Income distribution planning is also a big deal as you retire – and it’s an art form.
“The order in which retirees withdraw from these accounts can significantly impact their tax liability and the longevity of their retirement assets,” says Justin Hayward, president at Haywood Wealth Management in Houston, Tex. “Advisors should help structure withdrawals to minimize taxes while maximizing income and investment growth.”
8. Am I retiring at the right time?
Maybe the most important question to ask a financial advisor before edging into retirement is if the timing is right.
“Some people operate under the assumption that they want to hang up their spurs the moment they turn 65 because that’s what they’ve been led to believe they should want,” says Taylor Tepper, banking and investing expert at Forbes Advisor. “Others might think they’d want to do nothing more than golf for the last 30 years of their lives.”
While those goals may be right for some, they’ll be wrong for others, Tepper says.
“Perhaps you can afford to retire before 65,” he notes. “Or maybe your job is less about the income as you’re already financially independent and more about providing purpose and meaning to your days. Maybe you don’t actually like to golf.”

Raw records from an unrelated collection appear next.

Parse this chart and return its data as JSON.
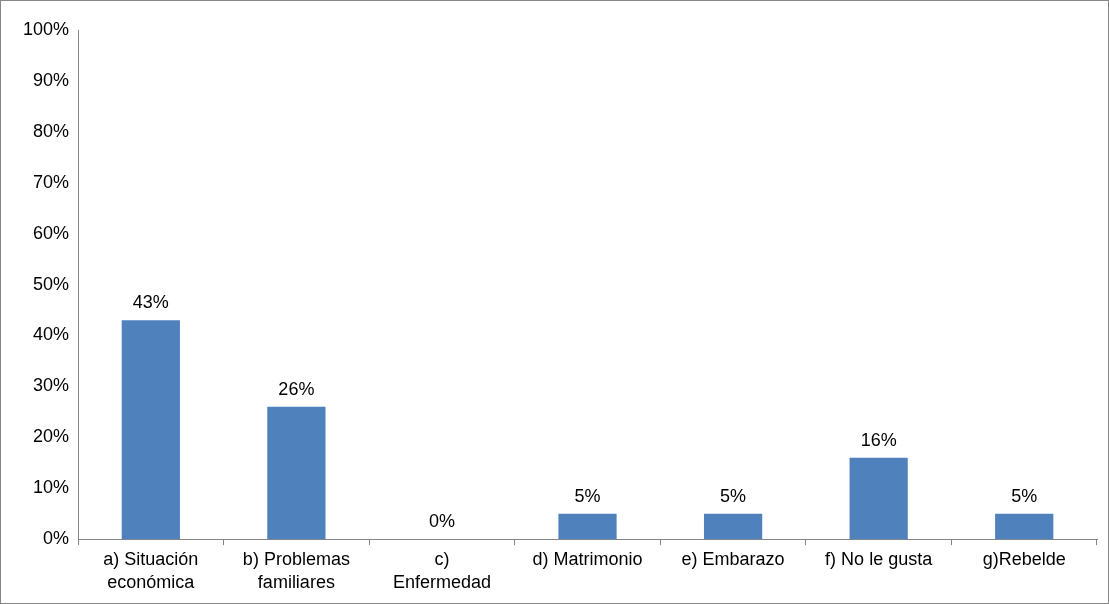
{
  "chart_data": {
    "type": "bar",
    "categories": [
      "a) Situación económica",
      "b) Problemas familiares",
      "c) Enfermedad",
      "d) Matrimonio",
      "e) Embarazo",
      "f) No le gusta",
      "g)Rebelde"
    ],
    "values": [
      43,
      26,
      0,
      5,
      5,
      16,
      5
    ],
    "value_labels": [
      "43%",
      "26%",
      "0%",
      "5%",
      "5%",
      "16%",
      "5%"
    ],
    "color": "#4f81bd",
    "ylim": [
      0,
      100
    ],
    "yticks": [
      {
        "value": 0,
        "label": "0%"
      },
      {
        "value": 10,
        "label": "10%"
      },
      {
        "value": 20,
        "label": "20%"
      },
      {
        "value": 30,
        "label": "30%"
      },
      {
        "value": 40,
        "label": "40%"
      },
      {
        "value": 50,
        "label": "50%"
      },
      {
        "value": 60,
        "label": "60%"
      },
      {
        "value": 70,
        "label": "70%"
      },
      {
        "value": 80,
        "label": "80%"
      },
      {
        "value": 90,
        "label": "90%"
      },
      {
        "value": 100,
        "label": "100%"
      }
    ],
    "grid": false,
    "legend": false
  }
}
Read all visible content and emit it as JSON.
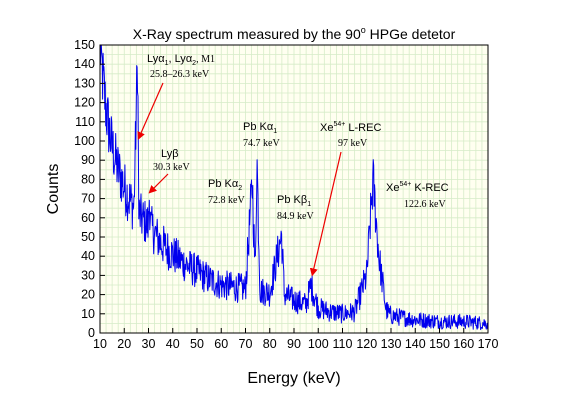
{
  "chart_data": {
    "type": "line",
    "title": "X-Ray spectrum measured by the 90° HPGe detetor",
    "title_parts": {
      "pre": "X-Ray spectrum measured by the 90",
      "sup": "o",
      "post": " HPGe detetor"
    },
    "xlabel": "Energy (keV)",
    "ylabel": "Counts",
    "xlim": [
      10,
      170
    ],
    "ylim": [
      0,
      150
    ],
    "xticks": [
      10,
      20,
      30,
      40,
      50,
      60,
      70,
      80,
      90,
      100,
      110,
      120,
      130,
      140,
      150,
      160,
      170
    ],
    "yticks": [
      0,
      10,
      20,
      30,
      40,
      50,
      60,
      70,
      80,
      90,
      100,
      110,
      120,
      130,
      140,
      150
    ],
    "grid": true,
    "grid_color": "#d6ecc8",
    "background": "#fffff0",
    "line_color": "#0000ee",
    "annotation_arrow_color": "#ee0000",
    "series": [
      {
        "x": [
          10,
          11,
          12,
          13,
          14,
          15,
          17,
          20,
          22,
          24,
          25.5,
          26,
          27,
          30,
          30.3,
          31,
          35,
          40,
          45,
          50,
          55,
          60,
          65,
          70,
          72.8,
          74,
          74.7,
          76,
          80,
          84.9,
          86,
          90,
          95,
          97,
          100,
          105,
          110,
          115,
          120,
          122.6,
          125,
          128,
          130,
          135,
          140,
          150,
          160,
          170
        ],
        "y": [
          150,
          135,
          122,
          112,
          104,
          97,
          87,
          76,
          70,
          65,
          145,
          62,
          60,
          56,
          72,
          55,
          47,
          41,
          36,
          32,
          28,
          25,
          24,
          23,
          79,
          30,
          93,
          22,
          21,
          51,
          20,
          17,
          15,
          25,
          13,
          11,
          10,
          11,
          30,
          80,
          40,
          12,
          9,
          8,
          7,
          6,
          6,
          5
        ]
      }
    ],
    "annotations": [
      {
        "label": "Lyα1, Lyα2, M1",
        "main_pre": "Ly",
        "alpha1": "α",
        "sub1": "1",
        "sep": ", Ly",
        "alpha2": "α",
        "sub2": "2",
        "tail": ", M1",
        "energy": "25.8–26.3 keV",
        "target_x": 25.8,
        "target_y": 101
      },
      {
        "label": "Lyβ",
        "main": "Lyβ",
        "energy": "30.3 keV",
        "target_x": 30.3,
        "target_y": 73
      },
      {
        "label": "Pb Kα2",
        "main_pre": "Pb Kα",
        "sub": "2",
        "energy": "72.8 keV"
      },
      {
        "label": "Pb Kα1",
        "main_pre": "Pb Kα",
        "sub": "1",
        "energy": "74.7 keV"
      },
      {
        "label": "Pb Kβ1",
        "main_pre": "Pb Kβ",
        "sub": "1",
        "energy": "84.9 keV"
      },
      {
        "label": "Xe54+ L-REC",
        "main_pre": "Xe",
        "sup": "54+",
        "main_post": " L-REC",
        "energy": "97 keV",
        "target_x": 97.5,
        "target_y": 30
      },
      {
        "label": "Xe54+ K-REC",
        "main_pre": "Xe",
        "sup": "54+",
        "main_post": " K-REC",
        "energy": "122.6 keV"
      }
    ]
  }
}
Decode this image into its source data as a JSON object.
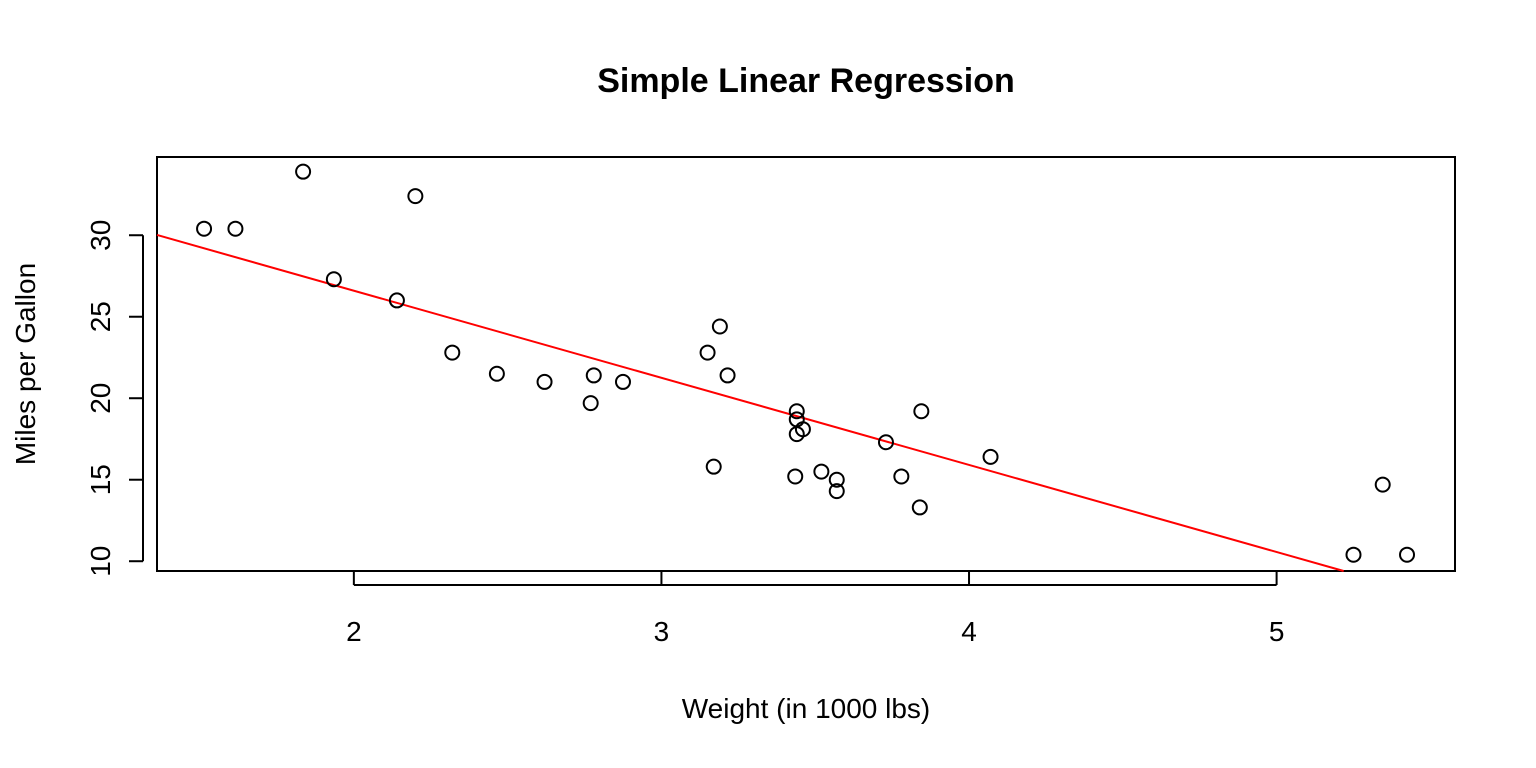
{
  "chart_data": {
    "type": "scatter",
    "title": "Simple Linear Regression",
    "xlabel": "Weight (in 1000 lbs)",
    "ylabel": "Miles per Gallon",
    "xlim": [
      1.36,
      5.58
    ],
    "ylim": [
      9.4,
      34.8
    ],
    "xticks": [
      2,
      3,
      4,
      5
    ],
    "yticks": [
      10,
      15,
      20,
      25,
      30
    ],
    "grid": false,
    "legend": "none",
    "colors": {
      "points": "#000000",
      "fit_line": "#ff0000",
      "frame": "#000000"
    },
    "points": [
      {
        "x": 2.62,
        "y": 21.0
      },
      {
        "x": 2.875,
        "y": 21.0
      },
      {
        "x": 2.32,
        "y": 22.8
      },
      {
        "x": 3.215,
        "y": 21.4
      },
      {
        "x": 3.44,
        "y": 18.7
      },
      {
        "x": 3.46,
        "y": 18.1
      },
      {
        "x": 3.57,
        "y": 14.3
      },
      {
        "x": 3.19,
        "y": 24.4
      },
      {
        "x": 3.15,
        "y": 22.8
      },
      {
        "x": 3.44,
        "y": 19.2
      },
      {
        "x": 3.44,
        "y": 17.8
      },
      {
        "x": 4.07,
        "y": 16.4
      },
      {
        "x": 3.73,
        "y": 17.3
      },
      {
        "x": 3.78,
        "y": 15.2
      },
      {
        "x": 5.25,
        "y": 10.4
      },
      {
        "x": 5.424,
        "y": 10.4
      },
      {
        "x": 5.345,
        "y": 14.7
      },
      {
        "x": 2.2,
        "y": 32.4
      },
      {
        "x": 1.615,
        "y": 30.4
      },
      {
        "x": 1.835,
        "y": 33.9
      },
      {
        "x": 2.465,
        "y": 21.5
      },
      {
        "x": 3.52,
        "y": 15.5
      },
      {
        "x": 3.435,
        "y": 15.2
      },
      {
        "x": 3.84,
        "y": 13.3
      },
      {
        "x": 3.845,
        "y": 19.2
      },
      {
        "x": 1.935,
        "y": 27.3
      },
      {
        "x": 2.14,
        "y": 26.0
      },
      {
        "x": 1.513,
        "y": 30.4
      },
      {
        "x": 3.17,
        "y": 15.8
      },
      {
        "x": 2.77,
        "y": 19.7
      },
      {
        "x": 3.57,
        "y": 15.0
      },
      {
        "x": 2.78,
        "y": 21.4
      }
    ],
    "regression_line": {
      "intercept": 37.285,
      "slope": -5.344
    }
  }
}
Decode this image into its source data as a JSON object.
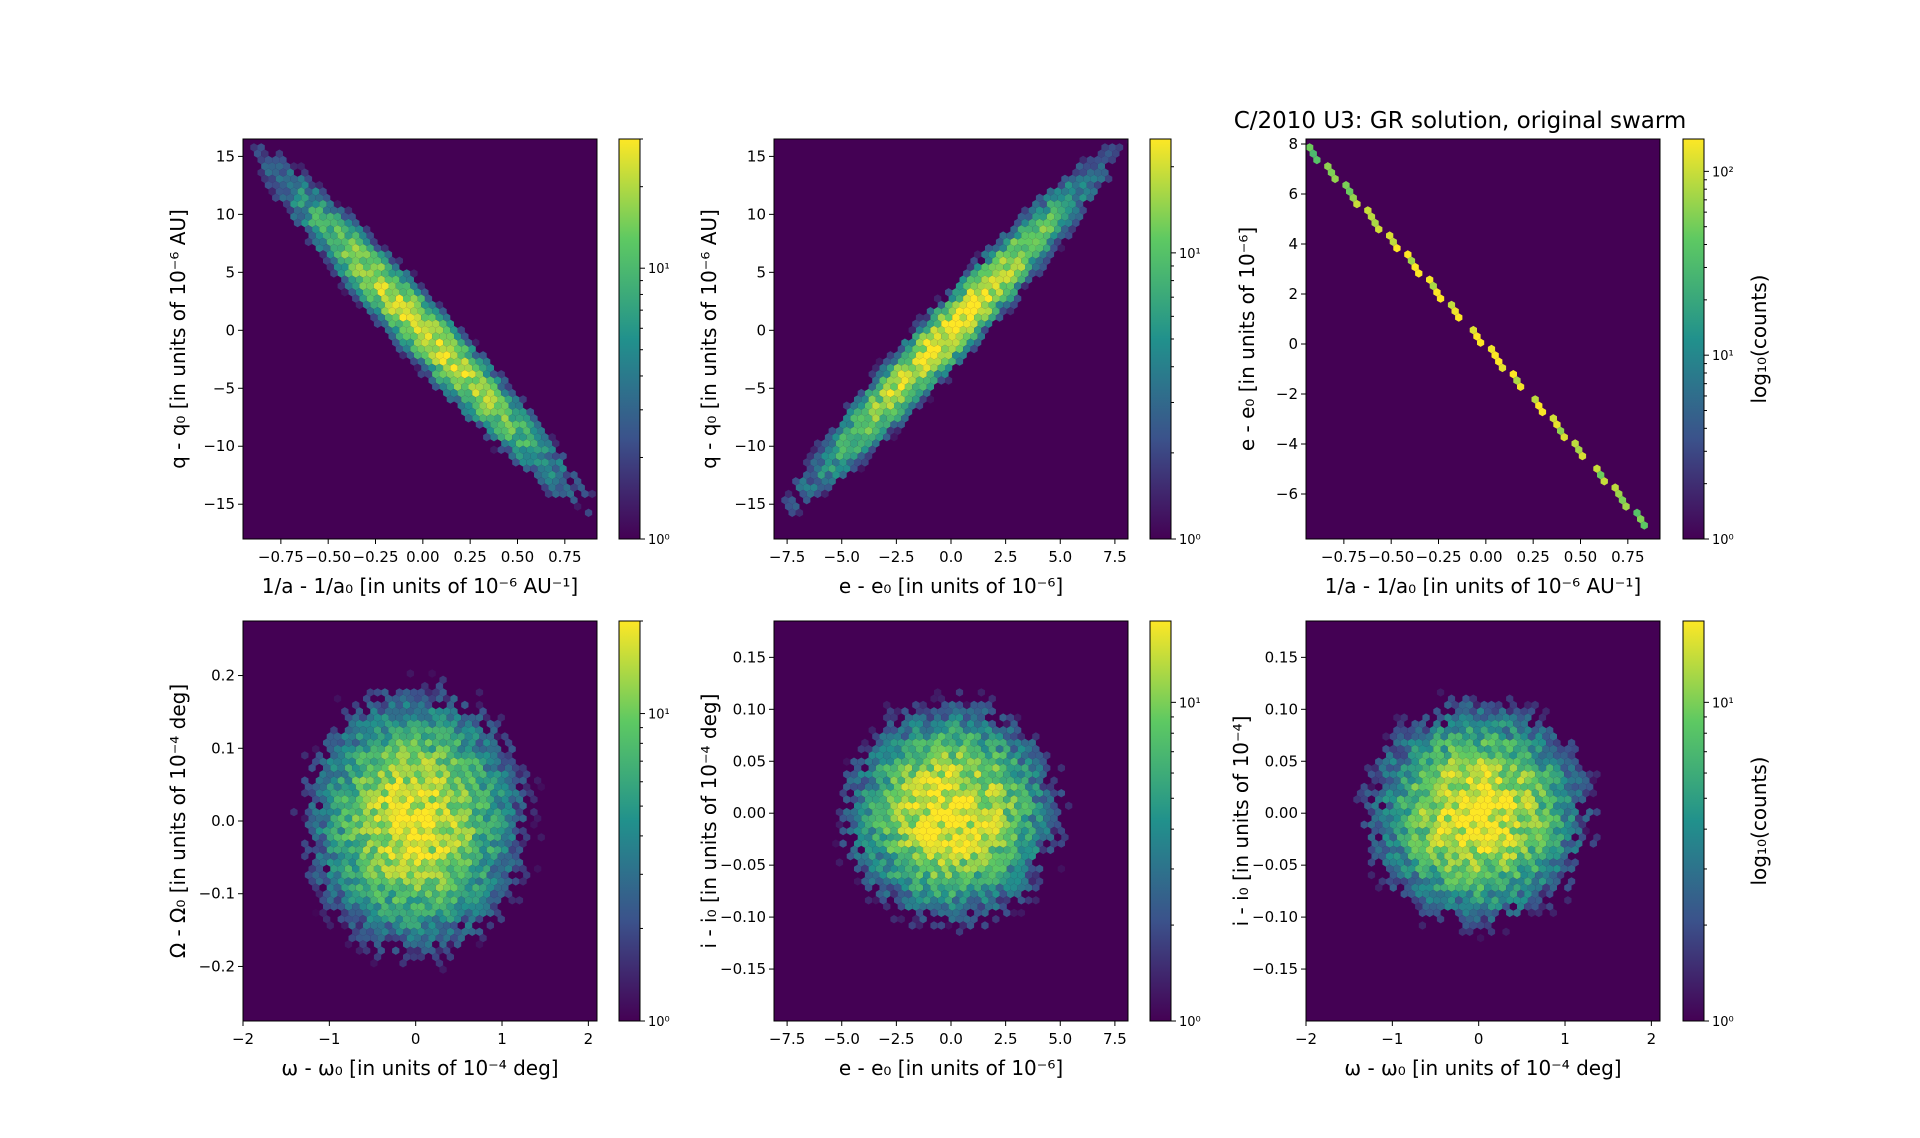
{
  "figure_title": "C/2010 U3:  GR solution, original swarm",
  "colormap": [
    "#440154",
    "#3b528b",
    "#21918c",
    "#5ec962",
    "#fde725"
  ],
  "chart_data": [
    {
      "type": "heatmap",
      "subtype": "hexbin",
      "xlabel": "1/a - 1/a₀ [in units of 10⁻⁶ AU⁻¹]",
      "ylabel": "q - q₀ [in units of 10⁻⁶ AU]",
      "xlim": [
        -0.95,
        0.92
      ],
      "ylim": [
        -18,
        16.5
      ],
      "xticks": [
        -0.75,
        -0.5,
        -0.25,
        0.0,
        0.25,
        0.5,
        0.75
      ],
      "xtick_labels": [
        "−0.75",
        "−0.50",
        "−0.25",
        "0.00",
        "0.25",
        "0.50",
        "0.75"
      ],
      "yticks": [
        -15,
        -10,
        -5,
        0,
        5,
        10,
        15
      ],
      "ytick_labels": [
        "−15",
        "−10",
        "−5",
        "0",
        "5",
        "10",
        "15"
      ],
      "distribution": {
        "shape": "correlated",
        "correlation": -0.97,
        "x_center": 0.0,
        "x_sigma": 0.27,
        "y_center": 0.0,
        "y_sigma": 4.8,
        "peak_count": 25
      },
      "colorbar": {
        "scale": "log",
        "range": [
          1,
          30
        ],
        "ticks": [
          1,
          10
        ],
        "tick_labels": [
          "10⁰",
          "10¹"
        ],
        "label": ""
      }
    },
    {
      "type": "heatmap",
      "subtype": "hexbin",
      "xlabel": "e - e₀ [in units of 10⁻⁶]",
      "ylabel": "q - q₀ [in units of 10⁻⁶ AU]",
      "xlim": [
        -8.1,
        8.1
      ],
      "ylim": [
        -18,
        16.5
      ],
      "xticks": [
        -7.5,
        -5.0,
        -2.5,
        0.0,
        2.5,
        5.0,
        7.5
      ],
      "xtick_labels": [
        "−7.5",
        "−5.0",
        "−2.5",
        "0.0",
        "2.5",
        "5.0",
        "7.5"
      ],
      "yticks": [
        -15,
        -10,
        -5,
        0,
        5,
        10,
        15
      ],
      "ytick_labels": [
        "−15",
        "−10",
        "−5",
        "0",
        "5",
        "10",
        "15"
      ],
      "distribution": {
        "shape": "correlated",
        "correlation": 0.97,
        "x_center": 0.0,
        "x_sigma": 2.3,
        "y_center": 0.0,
        "y_sigma": 4.8,
        "peak_count": 25
      },
      "colorbar": {
        "scale": "log",
        "range": [
          1,
          25
        ],
        "ticks": [
          1,
          10
        ],
        "tick_labels": [
          "10⁰",
          "10¹"
        ],
        "label": ""
      }
    },
    {
      "type": "heatmap",
      "subtype": "hexbin",
      "xlabel": "1/a - 1/a₀ [in units of 10⁻⁶ AU⁻¹]",
      "ylabel": "e - e₀ [in units of 10⁻⁶]",
      "xlim": [
        -0.95,
        0.92
      ],
      "ylim": [
        -7.8,
        8.2
      ],
      "xticks": [
        -0.75,
        -0.5,
        -0.25,
        0.0,
        0.25,
        0.5,
        0.75
      ],
      "xtick_labels": [
        "−0.75",
        "−0.50",
        "−0.25",
        "0.00",
        "0.25",
        "0.50",
        "0.75"
      ],
      "yticks": [
        -6,
        -4,
        -2,
        0,
        2,
        4,
        6,
        8
      ],
      "ytick_labels": [
        "−6",
        "−4",
        "−2",
        "0",
        "2",
        "4",
        "6",
        "8"
      ],
      "distribution": {
        "shape": "line",
        "line": {
          "x_from": -0.95,
          "y_from": 8.0,
          "x_to": 0.85,
          "y_to": -7.3
        },
        "peak_count": 150
      },
      "colorbar": {
        "scale": "log",
        "range": [
          1,
          150
        ],
        "ticks": [
          1,
          10,
          100
        ],
        "tick_labels": [
          "10⁰",
          "10¹",
          "10²"
        ],
        "label": "log₁₀(counts)"
      }
    },
    {
      "type": "heatmap",
      "subtype": "hexbin",
      "xlabel": "ω - ω₀ [in units of 10⁻⁴ deg]",
      "ylabel": "Ω - Ω₀ [in units of 10⁻⁴ deg]",
      "xlim": [
        -2.0,
        2.1
      ],
      "ylim": [
        -0.275,
        0.275
      ],
      "xticks": [
        -2,
        -1,
        0,
        1,
        2
      ],
      "xtick_labels": [
        "−2",
        "−1",
        "0",
        "1",
        "2"
      ],
      "yticks": [
        -0.2,
        -0.1,
        0.0,
        0.1,
        0.2
      ],
      "ytick_labels": [
        "−0.2",
        "−0.1",
        "0.0",
        "0.1",
        "0.2"
      ],
      "distribution": {
        "shape": "blob",
        "x_center": 0.0,
        "x_sigma": 0.6,
        "y_center": 0.0,
        "y_sigma": 0.085,
        "peak_count": 18
      },
      "colorbar": {
        "scale": "log",
        "range": [
          1,
          20
        ],
        "ticks": [
          1,
          10
        ],
        "tick_labels": [
          "10⁰",
          "10¹"
        ],
        "label": ""
      }
    },
    {
      "type": "heatmap",
      "subtype": "hexbin",
      "xlabel": "e - e₀ [in units of 10⁻⁶]",
      "ylabel": "i - i₀ [in units of 10⁻⁴ deg]",
      "xlim": [
        -8.1,
        8.1
      ],
      "ylim": [
        -0.2,
        0.185
      ],
      "xticks": [
        -7.5,
        -5.0,
        -2.5,
        0.0,
        2.5,
        5.0,
        7.5
      ],
      "xtick_labels": [
        "−7.5",
        "−5.0",
        "−2.5",
        "0.0",
        "2.5",
        "5.0",
        "7.5"
      ],
      "yticks": [
        -0.15,
        -0.1,
        -0.05,
        0.0,
        0.05,
        0.1,
        0.15
      ],
      "ytick_labels": [
        "−0.15",
        "−0.10",
        "−0.05",
        "0.00",
        "0.05",
        "0.10",
        "0.15"
      ],
      "distribution": {
        "shape": "blob",
        "x_center": 0.0,
        "x_sigma": 2.3,
        "y_center": 0.0,
        "y_sigma": 0.05,
        "peak_count": 18
      },
      "colorbar": {
        "scale": "log",
        "range": [
          1,
          18
        ],
        "ticks": [
          1,
          10
        ],
        "tick_labels": [
          "10⁰",
          "10¹"
        ],
        "label": ""
      }
    },
    {
      "type": "heatmap",
      "subtype": "hexbin",
      "xlabel": "ω - ω₀ [in units of 10⁻⁴ deg]",
      "ylabel": "i - i₀ [in units of 10⁻⁴]",
      "xlim": [
        -2.0,
        2.1
      ],
      "ylim": [
        -0.2,
        0.185
      ],
      "xticks": [
        -2,
        -1,
        0,
        1,
        2
      ],
      "xtick_labels": [
        "−2",
        "−1",
        "0",
        "1",
        "2"
      ],
      "yticks": [
        -0.15,
        -0.1,
        -0.05,
        0.0,
        0.05,
        0.1,
        0.15
      ],
      "ytick_labels": [
        "−0.15",
        "−0.10",
        "−0.05",
        "0.00",
        "0.05",
        "0.10",
        "0.15"
      ],
      "distribution": {
        "shape": "blob",
        "x_center": 0.0,
        "x_sigma": 0.6,
        "y_center": 0.0,
        "y_sigma": 0.05,
        "peak_count": 18
      },
      "colorbar": {
        "scale": "log",
        "range": [
          1,
          18
        ],
        "ticks": [
          1,
          10
        ],
        "tick_labels": [
          "10⁰",
          "10¹"
        ],
        "label": "log₁₀(counts)"
      }
    }
  ]
}
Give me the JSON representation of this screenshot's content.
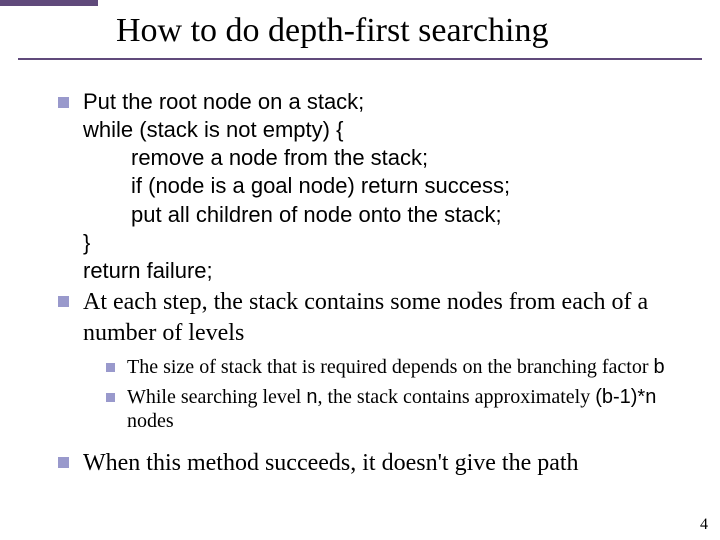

By discussing and investigating all of these suppositions and possibilities with a financial advisor, you’ll have a good sense of your “real” financial goals. With those in mind, you and your wealth manager can create a plan to help you get there,” Tepper says.
“Remember, the three most important aspects of a happy retirement are money, health, and relationships,” he adds. “You need to consider all three when deciding what retirement means for you.”
The Takeaway on the Biggest Questions to Ask a Financial Advisor in Advance of Retirement.
“Retiring is one of the biggest financial decisions you make,” Anspach says. “Approach it with due diligence, run numbers, and develop an investment transition plan, and you’ll experience far less stress as you transition out of the workforce.”